Le papa jardin et la maman jardin avaient fait ce qu’ils croyaient le mieux à faire pour ce petit jardin inattendu. Ils lui donnèrent de l’engrais, lui apportèrent leur présence, lui proposèrent leurs attentes et leurs demandes. Ils surveillaient jalousement les pousses. Si d’aventure quelque herbe folle poussait là, elle était aussitôt arrachée.  Il fallait que tout pousse droit. Sinon, que diraient « les autres » ?

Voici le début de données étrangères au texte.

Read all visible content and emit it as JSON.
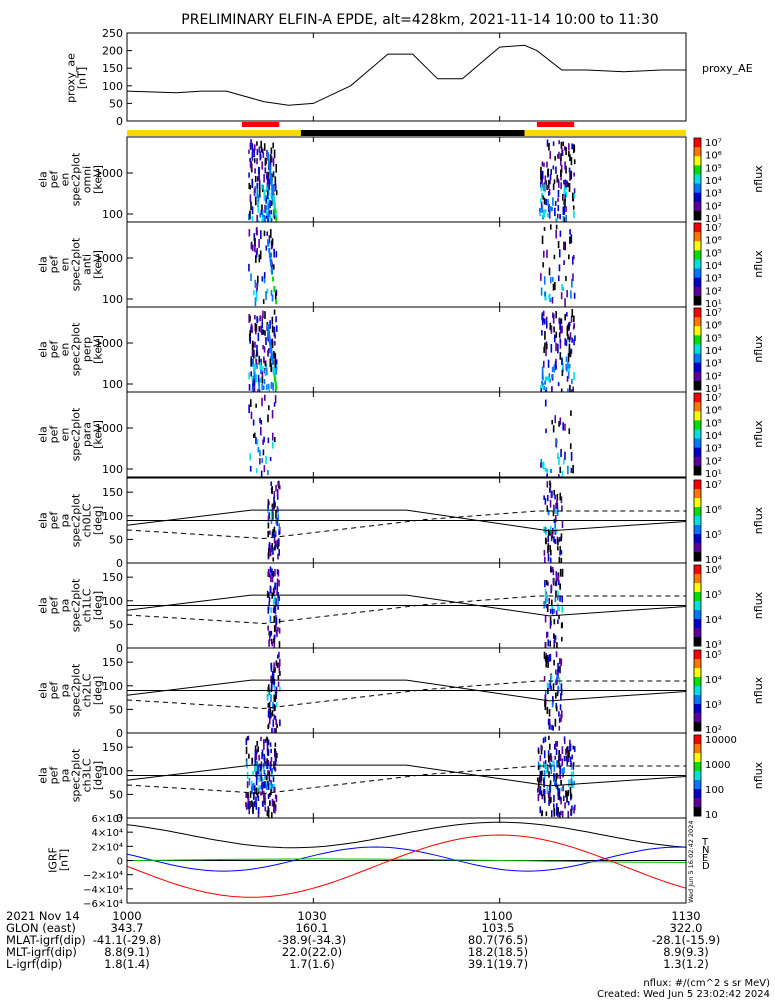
{
  "title": "PRELIMINARY ELFIN-A EPDE, alt=428km, 2021-11-14 10:00 to 11:30",
  "colors": {
    "ae_line": "#000000",
    "day_bar": "#ffd700",
    "night_bar": "#000000",
    "science_bar": "#ff0000",
    "grf_T": "#000000",
    "grf_N": "#0000ff",
    "grf_E": "#00c000",
    "grf_D": "#ff0000"
  },
  "time_axis": {
    "labels": [
      "1000",
      "1030",
      "1100",
      "1130"
    ]
  },
  "footer_rows": [
    {
      "label": "2021 Nov 14",
      "values": [
        "1000",
        "1030",
        "1100",
        "1130"
      ]
    },
    {
      "label": "GLON (east)",
      "values": [
        "343.7",
        "160.1",
        "103.5",
        "322.0"
      ]
    },
    {
      "label": "MLAT-igrf(dip)",
      "values": [
        "-41.1(-29.8)",
        "-38.9(-34.3)",
        "80.7(76.5)",
        "-28.1(-15.9)"
      ]
    },
    {
      "label": "MLT-igrf(dip)",
      "values": [
        "8.8(9.1)",
        "22.0(22.0)",
        "18.2(18.5)",
        "8.9(9.3)"
      ]
    },
    {
      "label": "L-igrf(dip)",
      "values": [
        "1.8(1.4)",
        "1.7(1.6)",
        "39.1(19.7)",
        "1.3(1.2)"
      ]
    }
  ],
  "credits": {
    "units": "nflux: #/(cm^2 s sr MeV)",
    "created": "Created: Wed Jun  5 23:02:42 2024",
    "stamp": "Wed Jun  5 16:02:42 2024"
  },
  "chart_data": [
    {
      "type": "line",
      "name": "ae",
      "ylabel_lines": [
        "proxy_ae",
        "[nT]"
      ],
      "legend": "proxy_AE",
      "yticks": [
        "250",
        "200",
        "150",
        "100",
        "50",
        "0"
      ],
      "ylim": [
        0,
        250
      ],
      "x_minutes": [
        0,
        8,
        12,
        16,
        22,
        26,
        30,
        36,
        42,
        46,
        50,
        54,
        58,
        60,
        64,
        66,
        70,
        74,
        80,
        86,
        90
      ],
      "values": [
        85,
        80,
        85,
        85,
        55,
        45,
        50,
        100,
        190,
        190,
        120,
        120,
        180,
        210,
        215,
        200,
        145,
        145,
        140,
        145,
        145
      ]
    },
    {
      "type": "heatmap",
      "name": "omni",
      "ylabel_lines": [
        "ela",
        "pef",
        "en",
        "spec2plot",
        "omni",
        "[keV]"
      ],
      "yticks": [
        "1000",
        "100"
      ],
      "zlabel": "nflux",
      "zticks": [
        "10^7",
        "10^6",
        "10^5",
        "10^4",
        "10^3",
        "10^2",
        "10^1"
      ]
    },
    {
      "type": "heatmap",
      "name": "anti",
      "ylabel_lines": [
        "ela",
        "pef",
        "en",
        "spec2plot",
        "anti",
        "[keV]"
      ],
      "yticks": [
        "1000",
        "100"
      ],
      "zlabel": "nflux",
      "zticks": [
        "10^7",
        "10^6",
        "10^5",
        "10^4",
        "10^3",
        "10^2",
        "10^1"
      ]
    },
    {
      "type": "heatmap",
      "name": "perp",
      "ylabel_lines": [
        "ela",
        "pef",
        "en",
        "spec2plot",
        "perp",
        "[keV]"
      ],
      "yticks": [
        "1000",
        "100"
      ],
      "zlabel": "nflux",
      "zticks": [
        "10^7",
        "10^6",
        "10^5",
        "10^4",
        "10^3",
        "10^2",
        "10^1"
      ]
    },
    {
      "type": "heatmap",
      "name": "para",
      "ylabel_lines": [
        "ela",
        "pef",
        "en",
        "spec2plot",
        "para",
        "[keV]"
      ],
      "yticks": [
        "1000",
        "100"
      ],
      "zlabel": "nflux",
      "zticks": [
        "10^7",
        "10^6",
        "10^5",
        "10^4",
        "10^3",
        "10^2",
        "10^1"
      ]
    },
    {
      "type": "heatmap",
      "name": "ch0",
      "ylabel_lines": [
        "ela",
        "pef",
        "pa",
        "spec2plot",
        "ch0LC",
        "[deg]"
      ],
      "yticks": [
        "150",
        "100",
        "50",
        "0"
      ],
      "zlabel": "nflux",
      "zticks": [
        "10^7",
        "10^6",
        "10^5",
        "10^4"
      ]
    },
    {
      "type": "heatmap",
      "name": "ch1",
      "ylabel_lines": [
        "ela",
        "pef",
        "pa",
        "spec2plot",
        "ch1LC",
        "[deg]"
      ],
      "yticks": [
        "150",
        "100",
        "50",
        "0"
      ],
      "zlabel": "nflux",
      "zticks": [
        "10^6",
        "10^5",
        "10^4",
        "10^3"
      ]
    },
    {
      "type": "heatmap",
      "name": "ch2",
      "ylabel_lines": [
        "ela",
        "pef",
        "pa",
        "spec2plot",
        "ch2LC",
        "[deg]"
      ],
      "yticks": [
        "150",
        "100",
        "50",
        "0"
      ],
      "zlabel": "nflux",
      "zticks": [
        "10^5",
        "10^4",
        "10^3",
        "10^2"
      ]
    },
    {
      "type": "heatmap",
      "name": "ch3",
      "ylabel_lines": [
        "ela",
        "pef",
        "pa",
        "spec2plot",
        "ch3LC",
        "[deg]"
      ],
      "yticks": [
        "150",
        "100",
        "50",
        "0"
      ],
      "zlabel": "nflux",
      "zticks": [
        "10000",
        "1000",
        "100",
        "10"
      ]
    },
    {
      "type": "line",
      "name": "igrf",
      "ylabel_lines": [
        "IGRF",
        "[nT]"
      ],
      "yticks": [
        "6×10^4",
        "4×10^4",
        "2×10^4",
        "0",
        "−2×10^4",
        "−4×10^4",
        "−6×10^4"
      ],
      "ylim": [
        -60000,
        60000
      ],
      "legend": [
        "T",
        "N",
        "E",
        "D"
      ]
    }
  ]
}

Peu de mots étaient échangés. Pour ces parents là, il n’était pas nécessaire de parler, d’exprimer. Ils avaient la croyance que tout se vit en silence, à l’intérieur, à l’abri de « l’extérieur ».

Et le petit jardin avait grandi, comme cela, sans poser de questions, en jardin obéissant, sans repères, sans mots pour se dire, sans être entendu.

Plus tard, devenu grand, le jardin rencontra un jardinier extraordinaire qui avait dans son sac de fabuleux outils. Ces outils s’appelaient :
- oser se dire,
- oser dire non,
- oser recevoir,
- oser demander,
- se relier à soi,
- se relier aux autres,
- se relier à son histoire,
- utiliser les symbolisations,
- ne pas vouloir agir sur l’autre,
- agir à son bout de la relation,
- et d’autres encore…

Enfin le jardin sentit la vie venir en lui, belle, possible.

Dans sa terre, il retrouva ses demandes jamais dites, ses désirs jamais dits, ses besoins. Il entendit, derrière les souffrances, les blessures encore ouvertes. C’était tout cela qui faisait mal, qui empêchait les racines d’aller plus loin, vers l’eau, vers la vie.

Les choses changèrent quand le jardin s’autorisa enfin à être « l’auteur » de sa vie… Des fontaines jaillirent et arrosèrent la terre. Cette terre pouvait enfin laisser venir en elle un autre regard, d’autres possibles…

Avec, au plus profond du cœur de ce jardin, une infinie tendresse, claire comme l’eau de la fontaine au printemps, lumineuse comme le soleil d’été, chaude comme l’amour offert une nuit d’hiver, légère comme un vent d’automne quand le soir tombe, une douce tendresse pour le jardinier de la vie.

Anonyme

L’Intention

« Souvenez-vous que ne pas obtenir ce que vous voulez est parfois un merveilleux coup de chance »

Dalai Lama



Je suis convaincu que c’est la force de mon désir, mon intention, qui va déclencher et diriger toute l’énergie vers l’objet de mon attente.

Il faut donc que je sois entièrement imprégné de cette intention, de cette envie, en laissant nulle faiblesse, nul doute apparaitre, et participer à mettre chaque éléments en place pour qu’elle puisse se réaliser. Il faut donc savoir observer…

…Les coïncidences apparaissent si l’on apprend à regarder le monde qui nous entoure…

Etre attentif à soi, aux autres et à son environnement est d’ailleurs l’une des bases de toute quête.

“Tout homme a sa propre façon de communiquer avec Dieu et avec son âme.

Les religions nous permettent d’adorer collectivement et de partager les mêmes mystères.

Cependant, chacun est responsable de sa quête spirituelle personnelle.

Si vous vous éloignez de votre chemin, il est inutile d’en rejeter la faute sur le prêtre, le rabbin, le pasteur.

La responsabilité vous en incombe.

Il existe un alphabet que votre âme seule comprend, un alphabet de signes qui lui indique les meilleures décisions à prendre.”